Architectural Furnishings:
Art & Decoration
Over the course of centuries, the distinctions between fine and decorative arts have proved shifting and evanescent. An object beginning life as one, with time, often becomes the other, before, with more time still, being re-thought, and again re-classified. Several of Piraneseum’s architectural pictures example this. Many were initially conceived as decorative appurtenances, handsome enrichments of often stately interiors. (This accounts for the significant number of 17th and 18th century capricci and vedute produced in pairs, or other multiples – the better to complement and accessorize the symmetries characteristic of the Classisizing design of rooms in this period.)
By contract, the production of certain ruins painters – Giovanni Panini, Hubert Robert, and, to an extent Giovanni Ghisolfi and Viviano Codazzi, among others – was, from the outset, thought fine, rather than decorative art.
Modern critical responses continue this pattern.
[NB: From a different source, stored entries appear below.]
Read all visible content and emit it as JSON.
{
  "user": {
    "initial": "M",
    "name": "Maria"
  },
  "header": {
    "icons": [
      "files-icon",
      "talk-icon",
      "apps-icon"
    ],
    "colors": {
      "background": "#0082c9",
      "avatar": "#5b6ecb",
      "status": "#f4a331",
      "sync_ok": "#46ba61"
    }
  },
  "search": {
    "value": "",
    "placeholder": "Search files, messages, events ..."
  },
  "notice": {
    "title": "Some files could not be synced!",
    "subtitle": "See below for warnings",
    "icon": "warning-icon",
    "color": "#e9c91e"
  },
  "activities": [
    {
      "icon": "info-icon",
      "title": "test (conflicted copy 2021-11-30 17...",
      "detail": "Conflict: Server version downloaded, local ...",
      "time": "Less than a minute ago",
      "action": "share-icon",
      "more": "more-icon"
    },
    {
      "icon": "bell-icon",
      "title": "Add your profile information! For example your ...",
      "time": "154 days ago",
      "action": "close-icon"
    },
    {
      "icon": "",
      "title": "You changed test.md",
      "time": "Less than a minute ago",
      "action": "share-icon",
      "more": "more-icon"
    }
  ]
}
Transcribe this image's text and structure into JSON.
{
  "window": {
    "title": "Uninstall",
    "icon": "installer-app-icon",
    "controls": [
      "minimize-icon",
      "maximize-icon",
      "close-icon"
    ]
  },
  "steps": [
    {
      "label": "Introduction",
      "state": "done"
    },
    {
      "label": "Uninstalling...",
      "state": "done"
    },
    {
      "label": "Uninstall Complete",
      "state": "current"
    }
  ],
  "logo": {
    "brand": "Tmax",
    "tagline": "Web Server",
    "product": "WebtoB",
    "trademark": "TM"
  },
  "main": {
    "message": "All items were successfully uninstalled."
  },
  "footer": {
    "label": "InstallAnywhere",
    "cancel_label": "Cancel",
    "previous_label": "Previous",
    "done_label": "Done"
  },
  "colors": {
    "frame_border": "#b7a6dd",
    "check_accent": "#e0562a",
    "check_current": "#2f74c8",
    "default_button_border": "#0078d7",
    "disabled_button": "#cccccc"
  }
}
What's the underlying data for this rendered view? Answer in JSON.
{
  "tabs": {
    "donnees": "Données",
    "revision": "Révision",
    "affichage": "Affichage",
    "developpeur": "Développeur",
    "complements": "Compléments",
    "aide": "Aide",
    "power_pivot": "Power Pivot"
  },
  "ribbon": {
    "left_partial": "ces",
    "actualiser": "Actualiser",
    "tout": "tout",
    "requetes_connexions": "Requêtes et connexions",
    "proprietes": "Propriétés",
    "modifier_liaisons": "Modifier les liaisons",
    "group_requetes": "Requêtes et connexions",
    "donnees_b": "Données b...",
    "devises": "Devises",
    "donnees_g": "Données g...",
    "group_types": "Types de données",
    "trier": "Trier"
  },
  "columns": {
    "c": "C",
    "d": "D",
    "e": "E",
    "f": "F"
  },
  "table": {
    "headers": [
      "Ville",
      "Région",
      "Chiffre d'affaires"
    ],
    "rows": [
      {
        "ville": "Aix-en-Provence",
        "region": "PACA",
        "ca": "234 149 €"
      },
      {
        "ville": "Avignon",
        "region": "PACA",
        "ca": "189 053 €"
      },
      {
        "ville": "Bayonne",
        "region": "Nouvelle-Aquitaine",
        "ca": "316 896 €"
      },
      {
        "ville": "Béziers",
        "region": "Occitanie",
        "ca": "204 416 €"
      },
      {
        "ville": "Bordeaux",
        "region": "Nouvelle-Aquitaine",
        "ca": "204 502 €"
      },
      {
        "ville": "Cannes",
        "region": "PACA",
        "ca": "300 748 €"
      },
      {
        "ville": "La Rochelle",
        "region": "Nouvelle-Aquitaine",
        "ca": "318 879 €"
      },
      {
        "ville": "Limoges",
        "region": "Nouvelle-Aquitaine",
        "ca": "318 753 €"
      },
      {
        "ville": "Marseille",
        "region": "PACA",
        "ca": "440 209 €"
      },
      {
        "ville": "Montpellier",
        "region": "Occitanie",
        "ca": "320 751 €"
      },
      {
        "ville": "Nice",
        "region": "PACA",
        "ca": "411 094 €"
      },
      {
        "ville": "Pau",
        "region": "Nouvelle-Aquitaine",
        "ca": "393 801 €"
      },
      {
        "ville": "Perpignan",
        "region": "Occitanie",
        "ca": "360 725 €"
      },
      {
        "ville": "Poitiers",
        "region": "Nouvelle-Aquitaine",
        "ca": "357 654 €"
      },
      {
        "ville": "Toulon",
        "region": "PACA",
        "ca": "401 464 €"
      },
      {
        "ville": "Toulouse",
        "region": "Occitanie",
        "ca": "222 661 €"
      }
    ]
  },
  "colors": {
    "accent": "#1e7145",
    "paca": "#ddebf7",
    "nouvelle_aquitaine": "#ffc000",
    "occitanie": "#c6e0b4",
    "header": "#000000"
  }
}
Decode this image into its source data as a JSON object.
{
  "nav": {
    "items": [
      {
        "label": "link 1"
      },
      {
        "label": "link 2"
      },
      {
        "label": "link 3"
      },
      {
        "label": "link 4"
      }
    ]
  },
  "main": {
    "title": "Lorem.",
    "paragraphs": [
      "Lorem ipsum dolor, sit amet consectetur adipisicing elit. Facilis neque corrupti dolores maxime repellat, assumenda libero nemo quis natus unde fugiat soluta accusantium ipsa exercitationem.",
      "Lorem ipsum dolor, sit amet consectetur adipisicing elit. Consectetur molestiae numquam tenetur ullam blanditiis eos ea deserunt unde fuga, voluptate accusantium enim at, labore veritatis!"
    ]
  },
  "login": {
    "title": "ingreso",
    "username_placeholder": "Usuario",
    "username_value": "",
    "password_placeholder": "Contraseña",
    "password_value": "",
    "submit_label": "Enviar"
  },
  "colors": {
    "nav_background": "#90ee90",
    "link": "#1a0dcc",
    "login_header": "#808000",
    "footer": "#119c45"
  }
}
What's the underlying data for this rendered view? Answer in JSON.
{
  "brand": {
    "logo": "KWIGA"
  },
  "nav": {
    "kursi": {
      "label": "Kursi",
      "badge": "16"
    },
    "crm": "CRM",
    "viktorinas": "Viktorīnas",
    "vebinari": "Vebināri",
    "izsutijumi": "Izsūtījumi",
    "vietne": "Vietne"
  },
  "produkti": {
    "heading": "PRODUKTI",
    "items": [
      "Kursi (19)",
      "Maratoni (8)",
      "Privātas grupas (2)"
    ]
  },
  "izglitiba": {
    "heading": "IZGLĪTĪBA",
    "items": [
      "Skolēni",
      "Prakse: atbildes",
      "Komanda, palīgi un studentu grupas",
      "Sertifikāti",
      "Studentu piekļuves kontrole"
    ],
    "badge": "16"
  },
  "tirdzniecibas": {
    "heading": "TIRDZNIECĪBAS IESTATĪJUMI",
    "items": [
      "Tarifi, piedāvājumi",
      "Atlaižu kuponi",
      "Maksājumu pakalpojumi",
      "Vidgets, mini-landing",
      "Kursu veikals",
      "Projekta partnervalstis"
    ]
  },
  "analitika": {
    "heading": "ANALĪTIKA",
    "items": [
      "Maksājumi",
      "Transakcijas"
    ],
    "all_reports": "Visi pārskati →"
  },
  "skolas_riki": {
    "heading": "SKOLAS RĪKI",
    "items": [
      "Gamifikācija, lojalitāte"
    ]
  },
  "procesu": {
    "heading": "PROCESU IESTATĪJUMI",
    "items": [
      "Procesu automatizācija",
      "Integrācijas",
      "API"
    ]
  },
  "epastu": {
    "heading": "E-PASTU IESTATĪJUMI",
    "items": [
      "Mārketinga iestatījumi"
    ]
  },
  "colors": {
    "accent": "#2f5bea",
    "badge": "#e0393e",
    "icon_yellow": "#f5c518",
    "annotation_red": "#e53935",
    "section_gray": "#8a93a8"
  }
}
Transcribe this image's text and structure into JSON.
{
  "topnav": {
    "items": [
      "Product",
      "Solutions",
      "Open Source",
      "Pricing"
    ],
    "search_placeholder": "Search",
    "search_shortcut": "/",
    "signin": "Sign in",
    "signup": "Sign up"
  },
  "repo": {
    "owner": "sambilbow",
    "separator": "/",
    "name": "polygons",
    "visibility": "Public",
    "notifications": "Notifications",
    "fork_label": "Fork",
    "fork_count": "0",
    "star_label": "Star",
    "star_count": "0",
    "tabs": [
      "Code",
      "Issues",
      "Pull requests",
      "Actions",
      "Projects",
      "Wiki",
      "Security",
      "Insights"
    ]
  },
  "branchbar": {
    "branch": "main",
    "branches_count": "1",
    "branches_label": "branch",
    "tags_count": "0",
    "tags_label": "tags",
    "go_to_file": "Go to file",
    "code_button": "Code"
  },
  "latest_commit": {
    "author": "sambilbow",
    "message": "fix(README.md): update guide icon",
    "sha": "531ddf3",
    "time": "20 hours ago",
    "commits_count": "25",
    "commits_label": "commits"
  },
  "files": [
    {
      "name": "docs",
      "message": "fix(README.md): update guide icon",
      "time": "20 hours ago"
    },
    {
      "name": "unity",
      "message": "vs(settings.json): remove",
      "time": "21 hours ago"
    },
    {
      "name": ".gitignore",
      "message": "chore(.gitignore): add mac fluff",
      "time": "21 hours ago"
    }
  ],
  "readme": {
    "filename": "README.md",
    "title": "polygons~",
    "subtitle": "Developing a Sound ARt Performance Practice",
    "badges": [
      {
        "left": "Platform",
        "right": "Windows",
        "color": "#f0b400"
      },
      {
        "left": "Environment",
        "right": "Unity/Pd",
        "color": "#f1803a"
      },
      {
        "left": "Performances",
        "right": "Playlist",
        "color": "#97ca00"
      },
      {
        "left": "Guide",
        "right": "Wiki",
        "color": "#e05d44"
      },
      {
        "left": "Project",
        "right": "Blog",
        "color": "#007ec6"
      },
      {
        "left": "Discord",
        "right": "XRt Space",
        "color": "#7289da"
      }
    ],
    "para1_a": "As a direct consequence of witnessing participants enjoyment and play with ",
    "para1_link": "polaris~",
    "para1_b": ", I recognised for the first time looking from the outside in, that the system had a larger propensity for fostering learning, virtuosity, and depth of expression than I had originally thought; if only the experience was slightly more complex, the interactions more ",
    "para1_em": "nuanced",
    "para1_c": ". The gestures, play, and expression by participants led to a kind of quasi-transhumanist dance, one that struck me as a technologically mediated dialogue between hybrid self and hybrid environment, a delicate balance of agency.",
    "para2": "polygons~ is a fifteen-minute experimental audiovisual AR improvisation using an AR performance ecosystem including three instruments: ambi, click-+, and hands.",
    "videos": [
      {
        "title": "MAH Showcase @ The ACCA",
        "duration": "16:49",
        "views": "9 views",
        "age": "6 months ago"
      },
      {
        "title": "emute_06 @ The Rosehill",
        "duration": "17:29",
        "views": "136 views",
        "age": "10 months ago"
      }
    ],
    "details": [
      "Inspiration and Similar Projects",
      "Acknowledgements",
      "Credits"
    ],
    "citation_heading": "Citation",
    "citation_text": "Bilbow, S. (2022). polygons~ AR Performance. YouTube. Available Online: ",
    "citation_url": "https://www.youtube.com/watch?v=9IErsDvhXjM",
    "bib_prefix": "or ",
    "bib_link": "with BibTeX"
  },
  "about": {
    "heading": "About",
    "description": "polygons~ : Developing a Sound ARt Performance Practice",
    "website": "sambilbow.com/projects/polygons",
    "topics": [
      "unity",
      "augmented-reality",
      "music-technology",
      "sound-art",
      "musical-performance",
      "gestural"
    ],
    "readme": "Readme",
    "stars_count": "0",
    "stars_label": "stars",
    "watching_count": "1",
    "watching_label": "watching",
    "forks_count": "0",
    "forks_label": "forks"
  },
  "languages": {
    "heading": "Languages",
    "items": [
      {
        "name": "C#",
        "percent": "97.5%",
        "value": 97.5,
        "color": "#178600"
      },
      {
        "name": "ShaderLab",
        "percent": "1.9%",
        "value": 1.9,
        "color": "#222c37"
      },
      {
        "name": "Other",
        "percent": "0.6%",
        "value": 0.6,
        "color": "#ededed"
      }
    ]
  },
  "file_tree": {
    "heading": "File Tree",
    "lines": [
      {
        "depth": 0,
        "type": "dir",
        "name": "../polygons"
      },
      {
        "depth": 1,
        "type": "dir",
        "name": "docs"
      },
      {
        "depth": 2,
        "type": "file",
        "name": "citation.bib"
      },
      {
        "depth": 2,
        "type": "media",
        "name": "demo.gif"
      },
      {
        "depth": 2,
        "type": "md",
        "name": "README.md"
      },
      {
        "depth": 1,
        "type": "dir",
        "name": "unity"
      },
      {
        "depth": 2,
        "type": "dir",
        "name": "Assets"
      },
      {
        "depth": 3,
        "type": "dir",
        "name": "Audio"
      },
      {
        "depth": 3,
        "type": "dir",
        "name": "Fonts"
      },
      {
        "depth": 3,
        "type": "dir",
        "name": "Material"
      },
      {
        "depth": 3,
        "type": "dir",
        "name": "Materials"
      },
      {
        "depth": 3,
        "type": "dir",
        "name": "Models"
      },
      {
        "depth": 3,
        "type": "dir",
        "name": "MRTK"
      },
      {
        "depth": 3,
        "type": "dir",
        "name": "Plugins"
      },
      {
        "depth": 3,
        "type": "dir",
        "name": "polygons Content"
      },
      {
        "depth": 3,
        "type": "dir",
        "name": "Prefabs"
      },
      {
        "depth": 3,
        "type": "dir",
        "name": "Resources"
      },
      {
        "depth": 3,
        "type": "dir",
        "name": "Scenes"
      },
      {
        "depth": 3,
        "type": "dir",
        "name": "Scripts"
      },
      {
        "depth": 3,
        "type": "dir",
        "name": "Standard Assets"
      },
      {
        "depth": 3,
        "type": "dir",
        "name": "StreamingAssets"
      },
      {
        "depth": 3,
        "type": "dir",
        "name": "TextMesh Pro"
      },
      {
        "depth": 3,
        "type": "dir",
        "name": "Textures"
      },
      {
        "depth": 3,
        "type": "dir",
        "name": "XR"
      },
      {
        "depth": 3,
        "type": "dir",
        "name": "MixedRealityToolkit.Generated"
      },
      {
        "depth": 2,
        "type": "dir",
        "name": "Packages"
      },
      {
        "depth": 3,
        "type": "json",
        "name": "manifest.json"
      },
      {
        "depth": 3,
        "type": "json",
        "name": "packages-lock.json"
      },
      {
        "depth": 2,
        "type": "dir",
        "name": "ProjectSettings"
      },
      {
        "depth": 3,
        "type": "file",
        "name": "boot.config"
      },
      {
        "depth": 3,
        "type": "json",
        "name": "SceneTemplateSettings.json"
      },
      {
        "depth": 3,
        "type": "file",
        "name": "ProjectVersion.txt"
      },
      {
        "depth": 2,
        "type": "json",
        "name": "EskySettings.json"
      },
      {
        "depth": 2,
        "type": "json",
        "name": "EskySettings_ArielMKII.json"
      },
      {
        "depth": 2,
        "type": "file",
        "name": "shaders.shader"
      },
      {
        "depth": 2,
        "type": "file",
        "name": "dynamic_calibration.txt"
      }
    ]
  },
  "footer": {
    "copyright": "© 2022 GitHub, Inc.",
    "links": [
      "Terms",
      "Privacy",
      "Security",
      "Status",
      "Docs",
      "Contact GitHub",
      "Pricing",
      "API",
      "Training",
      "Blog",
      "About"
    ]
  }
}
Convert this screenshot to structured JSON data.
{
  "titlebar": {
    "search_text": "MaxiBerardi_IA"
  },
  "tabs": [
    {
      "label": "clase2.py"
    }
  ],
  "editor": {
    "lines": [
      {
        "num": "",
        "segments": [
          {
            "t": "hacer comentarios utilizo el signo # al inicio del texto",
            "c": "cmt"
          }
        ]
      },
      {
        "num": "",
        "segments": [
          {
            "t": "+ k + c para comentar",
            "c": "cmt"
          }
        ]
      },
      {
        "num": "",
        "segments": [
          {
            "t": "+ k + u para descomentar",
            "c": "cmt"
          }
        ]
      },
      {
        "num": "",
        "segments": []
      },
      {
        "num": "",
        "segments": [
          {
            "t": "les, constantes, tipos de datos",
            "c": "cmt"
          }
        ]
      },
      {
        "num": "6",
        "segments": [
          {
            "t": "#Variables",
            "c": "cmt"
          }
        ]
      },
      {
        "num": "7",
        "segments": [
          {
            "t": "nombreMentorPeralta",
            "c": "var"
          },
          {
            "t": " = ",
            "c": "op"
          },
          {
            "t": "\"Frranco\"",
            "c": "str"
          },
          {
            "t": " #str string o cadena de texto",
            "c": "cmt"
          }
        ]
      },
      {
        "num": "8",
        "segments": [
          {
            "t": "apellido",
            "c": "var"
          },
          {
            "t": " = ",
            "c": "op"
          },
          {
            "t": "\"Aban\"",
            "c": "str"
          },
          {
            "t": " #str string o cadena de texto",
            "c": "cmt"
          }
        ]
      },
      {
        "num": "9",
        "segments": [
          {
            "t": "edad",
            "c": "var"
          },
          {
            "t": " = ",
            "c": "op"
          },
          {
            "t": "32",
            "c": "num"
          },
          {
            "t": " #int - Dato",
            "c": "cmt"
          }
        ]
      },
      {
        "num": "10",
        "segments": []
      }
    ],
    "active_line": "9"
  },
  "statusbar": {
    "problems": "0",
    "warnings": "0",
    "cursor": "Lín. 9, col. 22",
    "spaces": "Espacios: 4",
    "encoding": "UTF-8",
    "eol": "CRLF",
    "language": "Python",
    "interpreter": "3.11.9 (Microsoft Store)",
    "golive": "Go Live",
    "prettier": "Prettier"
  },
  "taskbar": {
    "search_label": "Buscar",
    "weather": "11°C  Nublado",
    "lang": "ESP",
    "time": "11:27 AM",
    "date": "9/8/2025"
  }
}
One observer dismissed all capricci and vedute as “little more than oversized picture postcards.” Other writers, on the other hand, see in Viviano Codazzi’s paintings, for example, pioneering work leading to the achievements of Canaletto. This past year, a really splendid Canaletto view of (what else?) Venice and the Grand Canal, made 20 million dollars at Christie’s – a very rich price for a painting associated with a picture postcard, even an oversized one. The greatest Codazzi paintings, signal accomplishments in their own right, make barely one-hundredth of this. We, of course, couldn’t be more pleased. The disparity helps insure that the very highest examples of 17th and 18th century Italian ruins paints, this overlooked segment of the market in Old Master pictures, remain within reach.
The decorative arts objects offered here are also of a high order. Too, all are architectural in one way or another. And though decorative, all are objects touched by Art.